Following these tips may lead to changes in the layout of the checks in your fields and cultural practices for growing field crops. Improved irrigation also saves on fertilizer costs because less of the expensive nutrients are leached out of the soil with deep percolation of the unused irrigation water that passes the crop roots. A grower making these changes must reach a balance between field layouts based on production and labor needs and the goal to reduce tailwater drainage and deep percolation losses.

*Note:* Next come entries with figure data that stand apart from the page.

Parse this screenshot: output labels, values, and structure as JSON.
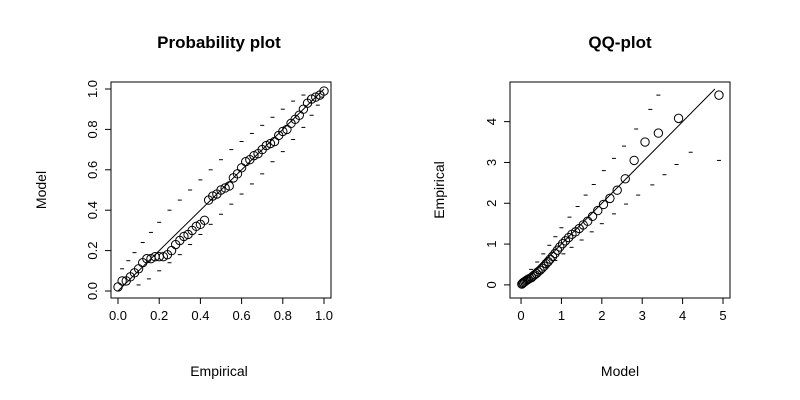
{
  "chart_data": [
    {
      "type": "scatter",
      "title": "Probability plot",
      "xlabel": "Empirical",
      "ylabel": "Model",
      "xlim": [
        0,
        1
      ],
      "ylim": [
        0,
        1
      ],
      "xticks": [
        0.0,
        0.2,
        0.4,
        0.6,
        0.8,
        1.0
      ],
      "yticks": [
        0.0,
        0.2,
        0.4,
        0.6,
        0.8,
        1.0
      ],
      "xtick_labels": [
        "0.0",
        "0.2",
        "0.4",
        "0.6",
        "0.8",
        "1.0"
      ],
      "ytick_labels": [
        "0.0",
        "0.2",
        "0.4",
        "0.6",
        "0.8",
        "1.0"
      ],
      "reference_line": [
        [
          0,
          0
        ],
        [
          1,
          1
        ]
      ],
      "grid": false,
      "points": [
        [
          0.0,
          0.02
        ],
        [
          0.02,
          0.05
        ],
        [
          0.04,
          0.05
        ],
        [
          0.06,
          0.07
        ],
        [
          0.08,
          0.09
        ],
        [
          0.1,
          0.11
        ],
        [
          0.12,
          0.14
        ],
        [
          0.14,
          0.16
        ],
        [
          0.16,
          0.16
        ],
        [
          0.18,
          0.17
        ],
        [
          0.2,
          0.17
        ],
        [
          0.22,
          0.17
        ],
        [
          0.24,
          0.18
        ],
        [
          0.26,
          0.2
        ],
        [
          0.28,
          0.23
        ],
        [
          0.3,
          0.25
        ],
        [
          0.32,
          0.27
        ],
        [
          0.34,
          0.28
        ],
        [
          0.36,
          0.3
        ],
        [
          0.38,
          0.32
        ],
        [
          0.4,
          0.33
        ],
        [
          0.42,
          0.35
        ],
        [
          0.44,
          0.45
        ],
        [
          0.46,
          0.47
        ],
        [
          0.48,
          0.48
        ],
        [
          0.5,
          0.5
        ],
        [
          0.52,
          0.51
        ],
        [
          0.54,
          0.52
        ],
        [
          0.56,
          0.56
        ],
        [
          0.58,
          0.58
        ],
        [
          0.6,
          0.61
        ],
        [
          0.62,
          0.64
        ],
        [
          0.64,
          0.65
        ],
        [
          0.66,
          0.67
        ],
        [
          0.68,
          0.68
        ],
        [
          0.7,
          0.7
        ],
        [
          0.72,
          0.72
        ],
        [
          0.74,
          0.73
        ],
        [
          0.76,
          0.74
        ],
        [
          0.78,
          0.77
        ],
        [
          0.8,
          0.79
        ],
        [
          0.82,
          0.8
        ],
        [
          0.84,
          0.83
        ],
        [
          0.86,
          0.85
        ],
        [
          0.88,
          0.87
        ],
        [
          0.9,
          0.9
        ],
        [
          0.92,
          0.93
        ],
        [
          0.94,
          0.95
        ],
        [
          0.96,
          0.96
        ],
        [
          0.98,
          0.97
        ],
        [
          1.0,
          0.99
        ]
      ],
      "envelope_upper": [
        [
          0.02,
          0.11
        ],
        [
          0.05,
          0.15
        ],
        [
          0.08,
          0.19
        ],
        [
          0.12,
          0.24
        ],
        [
          0.16,
          0.29
        ],
        [
          0.2,
          0.34
        ],
        [
          0.25,
          0.4
        ],
        [
          0.3,
          0.45
        ],
        [
          0.35,
          0.5
        ],
        [
          0.4,
          0.55
        ],
        [
          0.45,
          0.6
        ],
        [
          0.5,
          0.65
        ],
        [
          0.55,
          0.7
        ],
        [
          0.6,
          0.74
        ],
        [
          0.65,
          0.78
        ],
        [
          0.7,
          0.82
        ],
        [
          0.75,
          0.86
        ],
        [
          0.8,
          0.9
        ],
        [
          0.85,
          0.94
        ],
        [
          0.9,
          0.97
        ]
      ],
      "envelope_lower": [
        [
          0.1,
          0.03
        ],
        [
          0.15,
          0.06
        ],
        [
          0.2,
          0.1
        ],
        [
          0.25,
          0.14
        ],
        [
          0.3,
          0.18
        ],
        [
          0.35,
          0.23
        ],
        [
          0.4,
          0.28
        ],
        [
          0.45,
          0.33
        ],
        [
          0.5,
          0.38
        ],
        [
          0.55,
          0.43
        ],
        [
          0.6,
          0.48
        ],
        [
          0.65,
          0.53
        ],
        [
          0.7,
          0.58
        ],
        [
          0.75,
          0.64
        ],
        [
          0.8,
          0.69
        ],
        [
          0.85,
          0.75
        ],
        [
          0.9,
          0.81
        ],
        [
          0.94,
          0.87
        ],
        [
          0.97,
          0.92
        ],
        [
          0.99,
          0.96
        ]
      ]
    },
    {
      "type": "scatter",
      "title": "QQ-plot",
      "xlabel": "Model",
      "ylabel": "Empirical",
      "xlim": [
        -0.1,
        5.0
      ],
      "ylim": [
        -0.15,
        4.8
      ],
      "xticks": [
        0,
        1,
        2,
        3,
        4,
        5
      ],
      "yticks": [
        0,
        1,
        2,
        3,
        4
      ],
      "xtick_labels": [
        "0",
        "1",
        "2",
        "3",
        "4",
        "5"
      ],
      "ytick_labels": [
        "0",
        "1",
        "2",
        "3",
        "4"
      ],
      "reference_line": [
        [
          0,
          0
        ],
        [
          4.8,
          4.8
        ]
      ],
      "grid": false,
      "points": [
        [
          0.02,
          0.02
        ],
        [
          0.04,
          0.04
        ],
        [
          0.06,
          0.06
        ],
        [
          0.09,
          0.08
        ],
        [
          0.12,
          0.1
        ],
        [
          0.15,
          0.12
        ],
        [
          0.18,
          0.14
        ],
        [
          0.22,
          0.16
        ],
        [
          0.26,
          0.18
        ],
        [
          0.3,
          0.22
        ],
        [
          0.34,
          0.25
        ],
        [
          0.38,
          0.28
        ],
        [
          0.42,
          0.32
        ],
        [
          0.47,
          0.36
        ],
        [
          0.52,
          0.41
        ],
        [
          0.57,
          0.46
        ],
        [
          0.62,
          0.52
        ],
        [
          0.67,
          0.57
        ],
        [
          0.72,
          0.63
        ],
        [
          0.78,
          0.7
        ],
        [
          0.84,
          0.77
        ],
        [
          0.9,
          0.85
        ],
        [
          0.96,
          0.93
        ],
        [
          1.03,
          1.01
        ],
        [
          1.1,
          1.08
        ],
        [
          1.18,
          1.16
        ],
        [
          1.26,
          1.24
        ],
        [
          1.35,
          1.3
        ],
        [
          1.44,
          1.38
        ],
        [
          1.54,
          1.47
        ],
        [
          1.65,
          1.56
        ],
        [
          1.77,
          1.68
        ],
        [
          1.9,
          1.82
        ],
        [
          2.04,
          1.97
        ],
        [
          2.2,
          2.12
        ],
        [
          2.38,
          2.32
        ],
        [
          2.58,
          2.6
        ],
        [
          2.8,
          3.05
        ],
        [
          3.07,
          3.5
        ],
        [
          3.4,
          3.72
        ],
        [
          3.9,
          4.08
        ],
        [
          4.9,
          4.65
        ]
      ],
      "envelope_upper": [
        [
          0.1,
          0.18
        ],
        [
          0.25,
          0.38
        ],
        [
          0.4,
          0.56
        ],
        [
          0.55,
          0.76
        ],
        [
          0.7,
          0.97
        ],
        [
          0.85,
          1.18
        ],
        [
          1.0,
          1.4
        ],
        [
          1.2,
          1.66
        ],
        [
          1.4,
          1.92
        ],
        [
          1.6,
          2.2
        ],
        [
          1.8,
          2.46
        ],
        [
          2.05,
          2.8
        ],
        [
          2.3,
          3.1
        ],
        [
          2.55,
          3.4
        ],
        [
          2.85,
          3.82
        ],
        [
          3.2,
          4.3
        ],
        [
          3.4,
          4.65
        ]
      ],
      "envelope_lower": [
        [
          0.25,
          0.12
        ],
        [
          0.45,
          0.28
        ],
        [
          0.65,
          0.44
        ],
        [
          0.85,
          0.6
        ],
        [
          1.05,
          0.76
        ],
        [
          1.25,
          0.92
        ],
        [
          1.5,
          1.1
        ],
        [
          1.75,
          1.3
        ],
        [
          2.0,
          1.5
        ],
        [
          2.3,
          1.74
        ],
        [
          2.6,
          1.98
        ],
        [
          2.9,
          2.2
        ],
        [
          3.25,
          2.45
        ],
        [
          3.55,
          2.7
        ],
        [
          3.85,
          2.95
        ],
        [
          4.2,
          3.25
        ],
        [
          4.9,
          3.05
        ]
      ]
    }
  ]
}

Water Saving Strategies to Reduce Drainage from Flood Irrigation

The key to reducing tailwater drainage and deep percolation is to irrigate very fast and control how long the water is on the field. Good irrigation practices can result in overall irrigation efficiencies of 75 percent. These irrigation strategies were developed with the U.C. Cooperative Extension during the 1987 to 1992 drought and they still apply to today’s practices.

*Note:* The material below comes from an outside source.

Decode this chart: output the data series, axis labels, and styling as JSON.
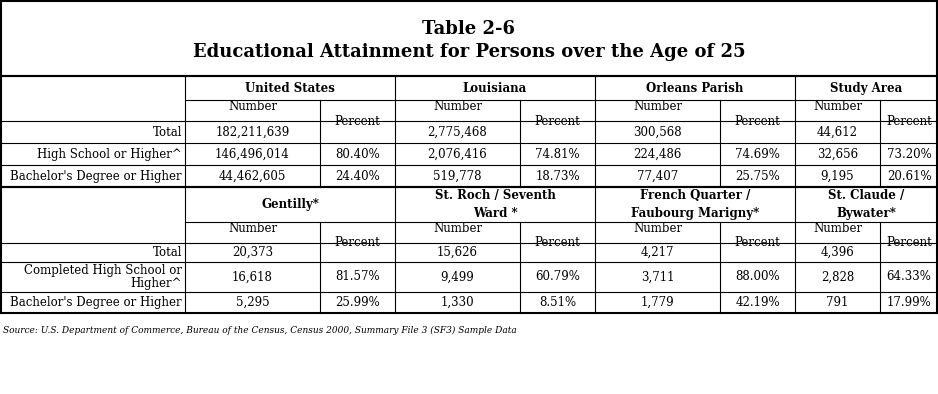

Reduce check size to irrigate as fast as possible, thus minimizing the volume of tailwater

  • Smaller or narrower checks irrigate better.
    • For example: on sandy soils use 1 acre checks 65 to 55 feet wide by 700 to 800 feet long; on loamy soils use 1.5 to 2 acre checks 80 to 90 feet wide by 800 to 1000 feet long.
  • On existing large checks, install a berm in the center to make 2 narrow checks.

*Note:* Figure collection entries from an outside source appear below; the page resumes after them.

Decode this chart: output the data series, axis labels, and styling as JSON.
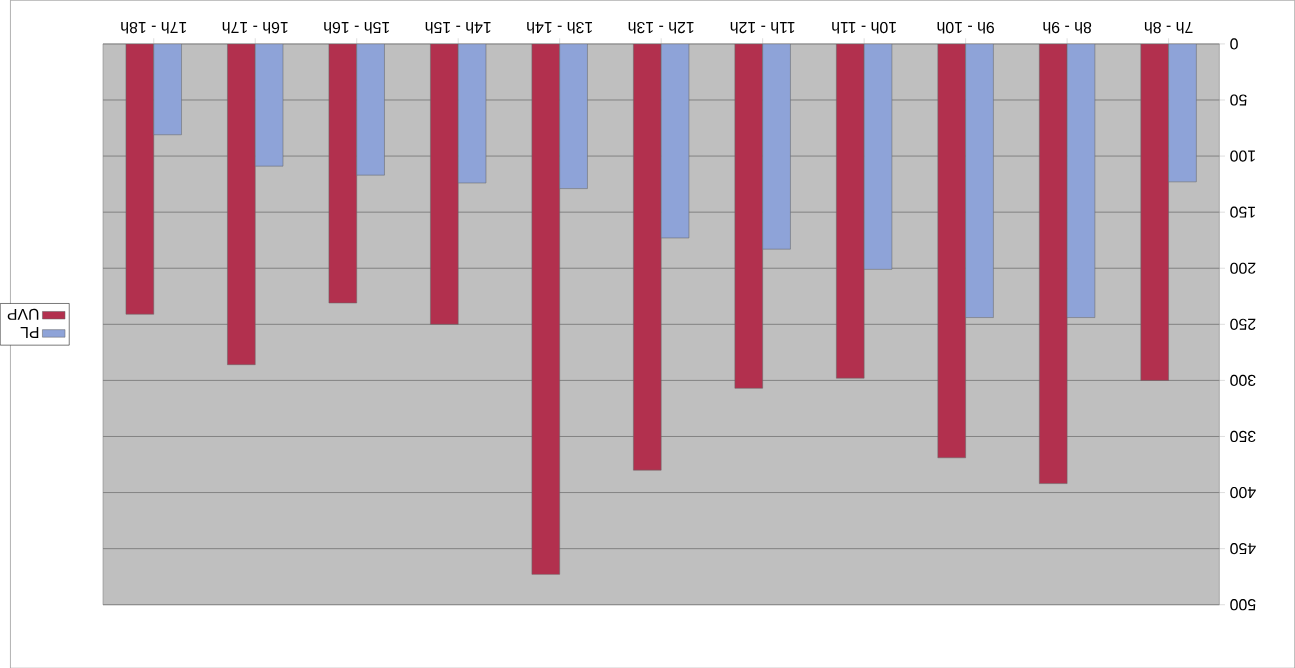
{
  "chart_data": {
    "type": "bar",
    "categories": [
      "17h - 18h",
      "16h - 17h",
      "15h - 16h",
      "14h - 15h",
      "13h - 14h",
      "12h - 13h",
      "11h - 12h",
      "10h - 11h",
      "9h - 10h",
      "8h - 9h",
      "7h - 8h"
    ],
    "series": [
      {
        "name": "UVP",
        "color": "#b2304e",
        "values": [
          241,
          286,
          231,
          250,
          473,
          380,
          307,
          298,
          369,
          392,
          300
        ]
      },
      {
        "name": "PL",
        "color": "#8ea3d8",
        "values": [
          81,
          109,
          117,
          124,
          129,
          173,
          183,
          201,
          244,
          244,
          123
        ]
      }
    ],
    "ylim": [
      500,
      0
    ],
    "yticks": [
      0,
      50,
      100,
      150,
      200,
      250,
      300,
      350,
      400,
      450,
      500
    ],
    "grid": "y",
    "legend": "left"
  }
}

Preparation of the field is critical to achieve a uniform flow of water across the check

  • A high uniformity of irrigation means all parts of the field have the same amount of water for the same time. This also reduces deep percolation losses.
  • Laser level to insure cross slope is flat and check slope is uniform.
  • A narrow check with normal slope of 1/10 percent irrigates more uniformly across the check than a wider check with a steeper slope of 2/10 percent.

Practice “cutback irrigation” by turning off the water before it reaches the end of the check

This will reduce ponding, deep percolation losses, and tailwater volume. Cutback irrigation works because the water on the upper portion of the check will continue to flow down the check after the shutoff and irrigate the remainder of the check.

  • Change shutoff times during seasons to match how soil seals between irrigations. Midseason cultivation will also change the shutoff time.
  • Shut off times will vary through the season. The first irrigation may require shutoff when the water reaches 90 percent of the distance down the check.
  • By the third irrigation this shutoff time may be reduced to only 70 percent of the distance down the check.

Schedule irrigations to match crop needs and soil water-holding characteristics

  • To reduce drainage volume, how long you irrigate is just as important as how often.
    • On sandy loam soils 1.25 inches of applied water fills 1 foot of soil.
    • On sandy soil 1 inch of water fills 1 foot of soil.
  • Plants can only utilize 50 percent to 60 percent of the water applied to the soil.
  • Understanding the crop rooting depth which varies with the stage of growth, can save water.
  • The highest deep percolation losses occur early in the growth season for annual field crops when the roots are not well developed.
    • For example, the depths of corn roots are typically 3 feet during the peak stage of crop growth meaning each irrigation should require 3 inches on a sandy soil. But, since the irrigation efficiency is 75 percent, the total amount of water needed to reach the entire root zone is 4 inches, or 25 percent more than can be used by the crop.
    • For winter oats the rooting depth in May is typically 18 inches while alfalfa roots can reach 5 feet.

How often to irrigate is based on how fast the plant uses the water in the soil

  • Using crop water or evapotranspiration (ET) information will help determine how much water is taken from the soil between irrigations.
  • A typical corn crop uses 0.27 inches of water per day at peak growth in early August.
    • On sandy soil with 3 foot roots, there is about 60 percent of the 3 inches of water in the soil or 1.8 inches of water available for the plant between irrigations.
    • To keep the soil moisture at the optimum level for best yields, irrigate every 7 days.
  • For the same crop and soil in June, the corn uses only 0.13 inches per day and irrigations could be 13 days apart.
  • Because crop ET varies seasonally, use the current year ET values to schedule irrigations.
  • The local CIMIS (California Irrigation Management Information System) site is Denair #168.

Each field is different

  • To obtain optimum yield, irrigation practices need to be tailored to specific situations.
  • Your local Farm Advisor can be of assistance in developing these practices.